V
It was just after the second lesson, the following Sunday, that the Vicar stood up, tall and stately, his youthful face below the gray hair all alight with the enjoyment of this unusual break in the even tenour of his way, and soared into unaccustomed and very carefully enunciated English.
"I pub-lish thee Banns of Marrr-i-ache between John Cor-rie Graeme of Lonn-donn and Mar-garet Brandt of Lonn-donn. If any of you know cause, or just im-ped-i-ment, why these two pair-sons should not be joined to-gether in holy matri-mony, ye are to de-clare it. This is thee first time of as-king."
Margaret and Miss Penny and Graeme heard it from their back seat among the school-children, and found it good.
There were not very many visitors there. Such as there were felt a momentary surprise at two English people choosing to get married in Sark, though, if it had been put to them, they must have confessed that there was no lovelier place in the world to be married in. They also wondered what kind of people they were.
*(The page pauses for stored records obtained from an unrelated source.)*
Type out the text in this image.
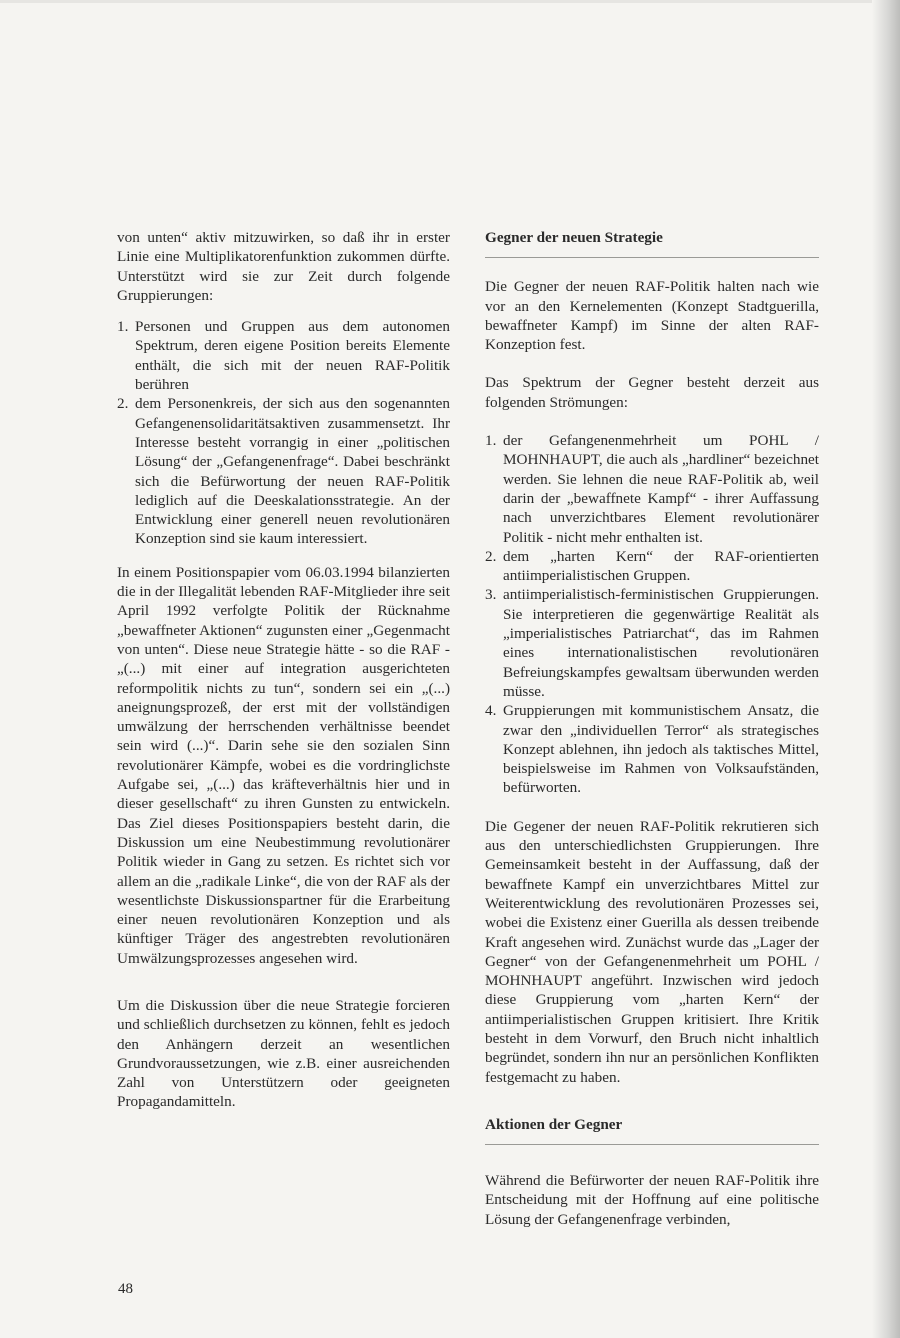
von unten“ aktiv mitzuwirken, so daß ihr in erster Linie eine Multiplikatorenfunktion zukommen dürfte. Unterstützt wird sie zur Zeit durch folgende Gruppierungen:

1. Personen und Gruppen aus dem autonomen Spektrum, deren eigene Position bereits Elemente enthält, die sich mit der neuen RAF-Politik berühren
2. dem Personenkreis, der sich aus den sogenannten Gefangenensolidaritätsaktiven zusammensetzt. Ihr Interesse besteht vorrangig in einer „politischen Lösung“ der „Gefangenenfrage“. Dabei beschränkt sich die Befürwortung der neuen RAF-Politik lediglich auf die Deeskalationsstrategie. An der Entwicklung einer generell neuen revolutionären Konzeption sind sie kaum interessiert.

In einem Positionspapier vom 06.03.1994 bilanzierten die in der Illegalität lebenden RAF-Mitglieder ihre seit April 1992 verfolgte Politik der Rücknahme „bewaffneter Aktionen“ zugunsten einer „Gegenmacht von unten“. Diese neue Strategie hätte - so die RAF - „(...) mit einer auf integration ausgerichteten reformpolitik nichts zu tun“, sondern sei ein „(...) aneignungsprozeß, der erst mit der vollständigen umwälzung der herrschenden verhältnisse beendet sein wird (...)“. Darin sehe sie den sozialen Sinn revolutionärer Kämpfe, wobei es die vordringlichste Aufgabe sei, „(...) das kräfteverhältnis hier und in dieser gesellschaft“ zu ihren Gunsten zu entwickeln. Das Ziel dieses Positionspapiers besteht darin, die Diskussion um eine Neubestimmung revolutionärer Politik wieder in Gang zu setzen. Es richtet sich vor allem an die „radikale Linke“, die von der RAF als der wesentlichste Diskussionspartner für die Erarbeitung einer neuen revolutionären Konzeption und als künftiger Träger des angestrebten revolutionären Umwälzungsprozesses angesehen wird.

Um die Diskussion über die neue Strategie forcieren und schließlich durchsetzen zu können, fehlt es jedoch den Anhängern derzeit an wesentlichen Grundvoraussetzungen, wie z.B. einer ausreichenden Zahl von Unterstützern oder geeigneten Propagandamitteln.

Gegner der neuen Strategie

Die Gegner der neuen RAF-Politik halten nach wie vor an den Kernelementen (Konzept Stadtguerilla, bewaffneter Kampf) im Sinne der alten RAF-Konzeption fest.

Das Spektrum der Gegner besteht derzeit aus folgenden Strömungen:

1. der Gefangenenmehrheit um POHL / MOHNHAUPT, die auch als „hardliner“ bezeichnet werden. Sie lehnen die neue RAF-Politik ab, weil darin der „bewaffnete Kampf“ - ihrer Auffassung nach unverzichtbares Element revolutionärer Politik - nicht mehr enthalten ist.
2. dem „harten Kern“ der RAF-orientierten antiimperialistischen Gruppen.
3. antiimperialistisch-ferministischen Gruppierungen. Sie interpretieren die gegenwärtige Realität als „imperialistisches Patriarchat“, das im Rahmen eines internationalistischen revolutionären Befreiungskampfes gewaltsam überwunden werden müsse.
4. Gruppierungen mit kommunistischem Ansatz, die zwar den „individuellen Terror“ als strategisches Konzept ablehnen, ihn jedoch als taktisches Mittel, beispielsweise im Rahmen von Volksaufständen, befürworten.

Die Gegener der neuen RAF-Politik rekrutieren sich aus den unterschiedlichsten Gruppierungen. Ihre Gemeinsamkeit besteht in der Auffassung, daß der bewaffnete Kampf ein unverzichtbares Mittel zur Weiterentwicklung des revolutionären Prozesses sei, wobei die Existenz einer Guerilla als dessen treibende Kraft angesehen wird. Zunächst wurde das „Lager der Gegner“ von der Gefangenenmehrheit um POHL / MOHNHAUPT angeführt. Inzwischen wird jedoch diese Gruppierung vom „harten Kern“ der antiimperialistischen Gruppen kritisiert. Ihre Kritik besteht in dem Vorwurf, den Bruch nicht inhaltlich begründet, sondern ihn nur an persönlichen Konflikten festgemacht zu haben.

Aktionen der Gegner

Während die Befürworter der neuen RAF-Politik ihre Entscheidung mit der Hoffnung auf eine politische Lösung der Gefangenenfrage verbinden,

48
Some few of the habitants knew them and turned and grinned encouragingly, though even they were not quite certain in their own minds as to which of the two ladies was the one who was to be married. The children all smiled as a matter of course and of nature.
And Margaret felt no shadow of regret at thought of the gauds and fripperies of a fashionable wedding which would not be hers. In John Graeme's true love she had the kernel. The rest was of small account to her.
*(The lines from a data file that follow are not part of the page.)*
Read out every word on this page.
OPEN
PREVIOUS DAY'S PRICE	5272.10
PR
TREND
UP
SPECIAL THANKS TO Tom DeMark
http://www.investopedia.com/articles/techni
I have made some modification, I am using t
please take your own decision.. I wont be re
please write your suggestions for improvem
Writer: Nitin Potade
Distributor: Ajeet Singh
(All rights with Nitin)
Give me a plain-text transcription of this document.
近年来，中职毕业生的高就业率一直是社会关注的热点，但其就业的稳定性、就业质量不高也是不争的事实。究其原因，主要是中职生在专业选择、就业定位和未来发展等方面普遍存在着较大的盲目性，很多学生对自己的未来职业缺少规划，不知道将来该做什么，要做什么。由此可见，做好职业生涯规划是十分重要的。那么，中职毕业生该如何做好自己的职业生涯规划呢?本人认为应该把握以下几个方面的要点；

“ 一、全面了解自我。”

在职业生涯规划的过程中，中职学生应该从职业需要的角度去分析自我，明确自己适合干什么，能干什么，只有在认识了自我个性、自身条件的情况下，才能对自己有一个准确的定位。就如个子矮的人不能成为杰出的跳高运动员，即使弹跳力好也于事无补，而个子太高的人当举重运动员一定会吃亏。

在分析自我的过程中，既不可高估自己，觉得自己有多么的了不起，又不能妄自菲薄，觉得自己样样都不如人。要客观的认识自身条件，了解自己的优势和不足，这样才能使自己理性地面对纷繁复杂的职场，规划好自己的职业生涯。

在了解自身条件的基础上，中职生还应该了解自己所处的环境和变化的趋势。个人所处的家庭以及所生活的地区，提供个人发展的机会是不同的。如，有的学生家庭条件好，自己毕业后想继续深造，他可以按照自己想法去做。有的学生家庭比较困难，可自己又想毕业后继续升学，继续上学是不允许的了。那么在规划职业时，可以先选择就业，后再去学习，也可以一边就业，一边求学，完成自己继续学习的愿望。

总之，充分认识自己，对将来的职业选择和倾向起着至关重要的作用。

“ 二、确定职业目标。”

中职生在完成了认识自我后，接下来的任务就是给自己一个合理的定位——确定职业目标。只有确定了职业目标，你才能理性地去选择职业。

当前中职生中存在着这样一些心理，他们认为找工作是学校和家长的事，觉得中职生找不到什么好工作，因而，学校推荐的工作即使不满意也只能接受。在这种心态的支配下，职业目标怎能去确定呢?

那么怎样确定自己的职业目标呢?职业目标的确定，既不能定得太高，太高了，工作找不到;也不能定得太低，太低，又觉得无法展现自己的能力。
And that little church of Sark, plain walled and bare of ornament, always exerted upon her a most profoundly deepening and uplifting influence. It epitomised the life of the remote little island. Here its people were baptized, confirmed, married, buried.
And here and there, on the otherwise naked walls, was a white marble tablet to the memory of some who had gone down to the sea and never returned. And these she had studied and mused upon with emotion the first time she went there, for surely none could read them without being deeply touched.
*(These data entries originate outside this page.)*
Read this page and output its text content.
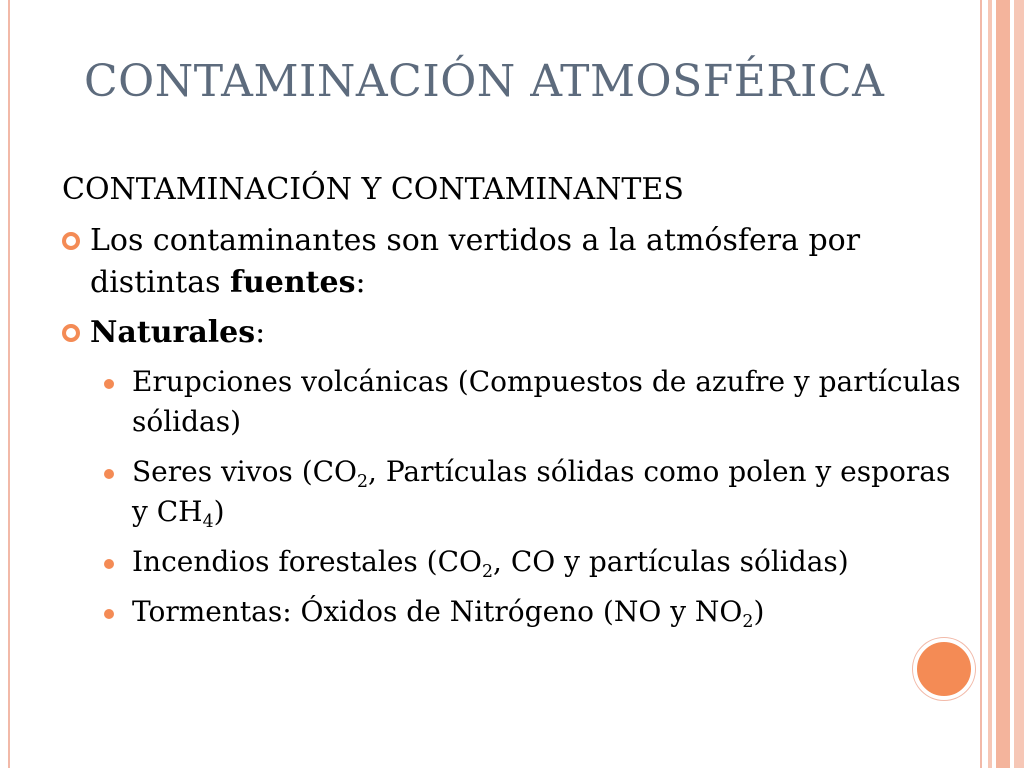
CONTAMINACIÓN ATMOSFÉRICA
CONTAMINACIÓN Y CONTAMINANTES
Los contaminantes son vertidos a la atmósfera por distintas fuentes:
Naturales:
Erupciones volcánicas (Compuestos de azufre y partículas sólidas)
Seres vivos ($CO_2$, Partículas sólidas como polen y esporas y $CH_4$)
Incendios forestales ($CO_2$, CO y partículas sólidas)
Tormentas: Óxidos de Nitrógeno (NO y $NO_2$)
"A la memoire de John William Falle, âgé de 37 ans, et de son fils William Slowley Falle, âgé de 17 ans, Fils et petit fils de William Falle, Ecr. de Beau Regard, Sercq. Qui furent noyés 20'eme jour d'Avril 1903, durant la traversée de Guernsey a Sercq. 'Ta voie a été par la mer et tes sentiers dans les grosses eaux.'"
"A la memoire de Pierre Le Pelley, Ecuyer, Seigneur de Serk, noyé près la Pointe du Nez, dans une Tempête, le 13 Mars, 1839, âgé de 40 ans. Son corps n'a pas été retrouvé; mais la mer rendra ses morts."
"In memory of Eugène Grut Victor Cachemaille, second son of the Revd. J.L.V. Cachemaille, Vicar of Sark. Born Jan. 14, 1840, and lost at sea in command of the Ariel, which left London for Sydney, Feby. 1872, and was heard of no more. 'He was not, for God took him.'"
Yes, she would sooner be married in that solemn little church than in Westminster Abbey, for there there would be mighty distractions, while here there would be nought to come between her and God and the true man to whom she was giving herself with a full heart.